The United Nations High Commissioner for Refugees has registered at least 13 million refugees or people who have moved outside of the country of his/her nationality due to fear of persecution.1 A conservative estimate indicates that 30 to 45 percent of these persons are survivors of torture or trauma that experience subsequent physical and psychological impairments.2 Physical impairments include chronic musculoskeletal pain and impairments of body awareness, sensory function, and self-regulation.3,4,5,6,7 Psychological dysfunction, including Post Traumatic Stress Disorder, Major Depressive Disorder, and anxiety disorders, contributes to greater physical impairments and activity limitations.7,8 A survey identified that physiotherapy provision to this population is limited globally.9 The complex picture of chronic pain coupled with psychological symptoms require physiotherapists to apply modern pain science within a trauma-informed model of care. Therefore, this symposium will discuss evidence-based interventions for addressing chronic pain and associated activity limitations while considering the unique psychological, social, and cultural context of treatment. Speakers will pose an international perspective by discussing culturally sensitive interventions for a variety of populations from low and high income countries.

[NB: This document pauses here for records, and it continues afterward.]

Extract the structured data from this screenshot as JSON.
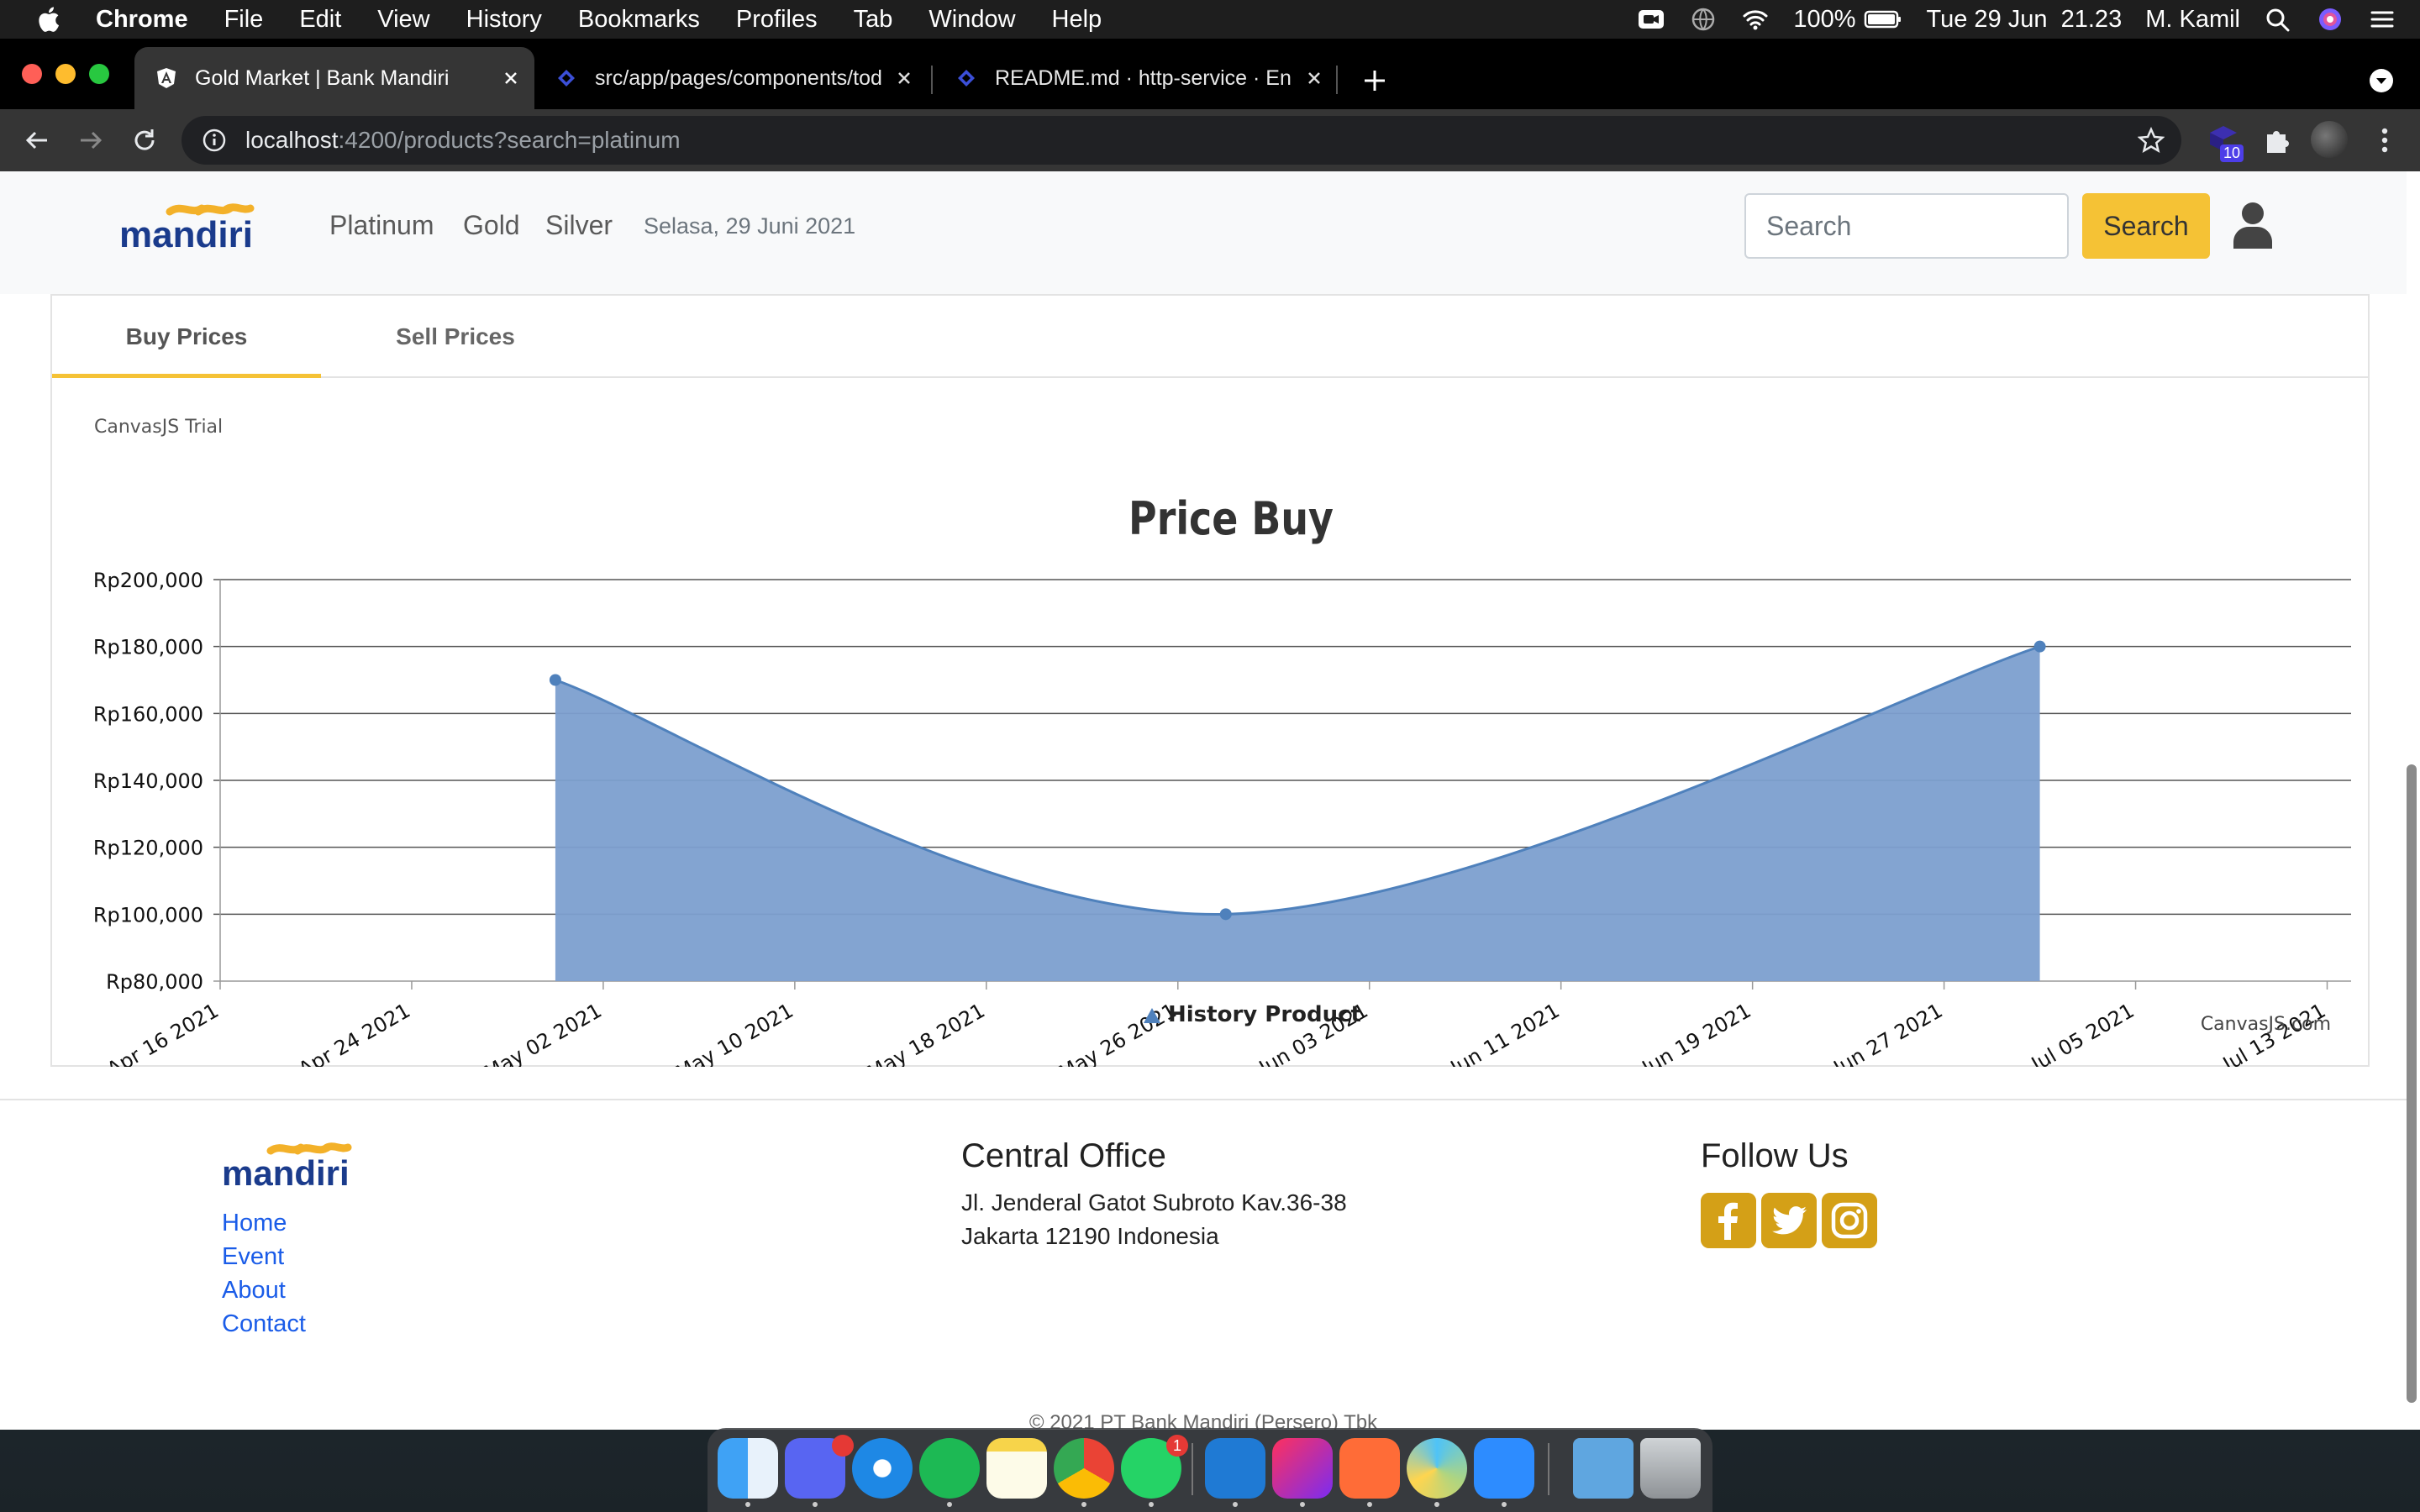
{
  "menubar": {
    "app_name": "Chrome",
    "items": [
      "File",
      "Edit",
      "View",
      "History",
      "Bookmarks",
      "Profiles",
      "Tab",
      "Window",
      "Help"
    ],
    "battery": "100%",
    "datetime": "Tue 29 Jun  21.23",
    "user": "M. Kamil"
  },
  "browser": {
    "tabs": [
      {
        "title": "Gold Market | Bank Mandiri",
        "active": true
      },
      {
        "title": "src/app/pages/components/tod",
        "active": false
      },
      {
        "title": "README.md · http-service · En",
        "active": false
      }
    ],
    "url_host": "localhost",
    "url_rest": ":4200/products?search=platinum",
    "extension_badge": "10"
  },
  "site_nav": {
    "logo_text": "mandiri",
    "links": [
      "Platinum",
      "Gold",
      "Silver"
    ],
    "date": "Selasa, 29 Juni 2021",
    "search_placeholder": "Search",
    "search_button": "Search"
  },
  "card": {
    "tabs": [
      "Buy Prices",
      "Sell Prices"
    ],
    "active_tab": "Buy Prices"
  },
  "chart_data": {
    "type": "area",
    "title": "Price Buy",
    "watermark": "CanvasJS Trial",
    "credit": "CanvasJS.com",
    "x_tick_labels": [
      "Apr 16 2021",
      "Apr 24 2021",
      "May 02 2021",
      "May 10 2021",
      "May 18 2021",
      "May 26 2021",
      "Jun 03 2021",
      "Jun 11 2021",
      "Jun 19 2021",
      "Jun 27 2021",
      "Jul 05 2021",
      "Jul 13 2021"
    ],
    "xlim": [
      "2021-04-16",
      "2021-07-14"
    ],
    "y_tick_labels": [
      "Rp80,000",
      "Rp100,000",
      "Rp120,000",
      "Rp140,000",
      "Rp160,000",
      "Rp180,000",
      "Rp200,000"
    ],
    "ylim": [
      80000,
      200000
    ],
    "grid": true,
    "legend_position": "bottom",
    "series": [
      {
        "name": "History Product",
        "color": "#4f81bc",
        "points": [
          {
            "x": "2021-04-30",
            "y": 170000
          },
          {
            "x": "2021-05-28",
            "y": 100000
          },
          {
            "x": "2021-07-01",
            "y": 180000
          }
        ]
      }
    ]
  },
  "footer": {
    "logo_text": "mandiri",
    "links": [
      "Home",
      "Event",
      "About",
      "Contact"
    ],
    "office_heading": "Central Office",
    "address_line1": "Jl. Jenderal Gatot Subroto Kav.36-38",
    "address_line2": "Jakarta 12190 Indonesia",
    "follow_heading": "Follow Us",
    "social": [
      "facebook-icon",
      "twitter-icon",
      "instagram-icon"
    ],
    "copyright": "© 2021 PT Bank Mandiri (Persero) Tbk"
  },
  "dock": {
    "apps": [
      "Finder",
      "Discord",
      "Safari",
      "Spotify",
      "Notes",
      "Chrome",
      "WhatsApp",
      "VS Code",
      "IntelliJ IDEA",
      "Postman",
      "Affinity",
      "Zoom",
      "Downloads",
      "Trash"
    ],
    "badges": {
      "Discord": "",
      "WhatsApp": "1"
    }
  },
  "colors": {
    "accent_yellow": "#f5c235",
    "link_blue": "#1a5ce8",
    "mandiri_blue": "#1a3b8c",
    "mandiri_gold": "#f3b129",
    "chart_fill": "#7c9fcf"
  }
}
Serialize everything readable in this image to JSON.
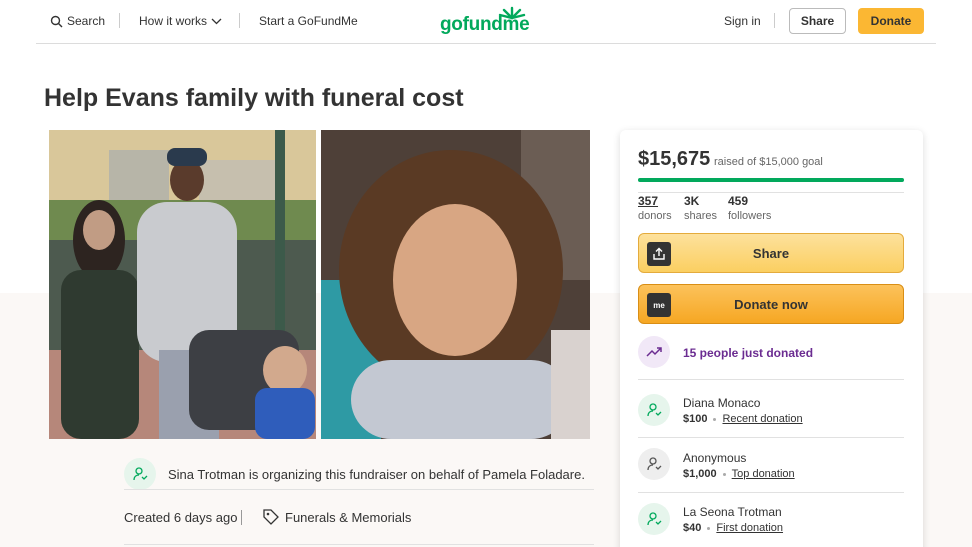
{
  "header": {
    "search_label": "Search",
    "how_it_works_label": "How it works",
    "start_label": "Start a GoFundMe",
    "logo_text": "gofundme",
    "sign_in_label": "Sign in",
    "share_label": "Share",
    "donate_label": "Donate"
  },
  "page": {
    "title": "Help Evans family with funeral cost",
    "organizer_text": "Sina Trotman is organizing this fundraiser on behalf of Pamela Foladare.",
    "created": "Created 6 days ago",
    "category": "Funerals & Memorials"
  },
  "sidebar": {
    "raised": "$15,675",
    "raised_of": "raised of $15,000 goal",
    "progress_fraction": 1.0,
    "stats": [
      {
        "value": "357",
        "label": "donors"
      },
      {
        "value": "3K",
        "label": "shares"
      },
      {
        "value": "459",
        "label": "followers"
      }
    ],
    "share_button": "Share",
    "donate_button": "Donate now",
    "donate_icon_text": "me",
    "recent_text": "15 people just donated",
    "donations": [
      {
        "name": "Diana Monaco",
        "amount": "$100",
        "kind": "Recent donation"
      },
      {
        "name": "Anonymous",
        "amount": "$1,000",
        "kind": "Top donation"
      },
      {
        "name": "La Seona Trotman",
        "amount": "$40",
        "kind": "First donation"
      }
    ]
  },
  "colors": {
    "brand_green": "#02a95c",
    "donate_yellow": "#fbb733",
    "purple": "#6b2c91"
  }
}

Kibet and Dee will describe the evidence for the application of modern pain science in the treatment of this population including discussing central sensitization and pain education. Kibet will present a study investigating the effects of a physical activity intervention on chronic pain with persons that are refugees in Kenya. Dee will describe a trial examining the effects of exercise, pain education, and graded motor imagery conducted with persons from Somalia, Sudan, and Bhutan. Thirdly, Karrer will introduce the effects of Basic Body Awareness Therapy (B-BAT) on pain and anxiety in survivors of torture from Middle Eastern countries resettled in Denmark. The final speaker, Jacobsen, will also focus on the population in Denmark to describe the application of the biopsychosocial model in the treatment of both children and adults. She will present the results of a study investigating the role of the physiotherapist on an interdisciplinary team working to address chronic pain and psychological symptoms within families. This cohesive presentation will translate current evidence into practical approaches to effectively address the complex needs of survivors of torture and trauma across the globe.
Implications / Conclusions
This symposium will discuss the application of modern pain science in evidence-based and trauma-informed interventions for restoring function in survivors of torture and trauma. It will translate current evidence to clinical practice through the discussion of several studies in various global cultures.
- Chronic Pain
Relevance to physical therapy globally
The number of individuals surviving torture and trauma is increasing globally. A WCPT policy statement advises that all physiotherapists have proficiency in the treatment of this special population. This session will equip participants with knowledge regarding the evidence-based application of modern pain science in trauma-informed interventions for survivors of torture and trauma. It will translate evidence into clinical practice while discussing a variety of cultural, social, and psychological contexts.
This symposium is relevant to physiotherapist clinicians, researchers, and educators applying modern pain science to the treatment of individuals who have experienced torture or trauma.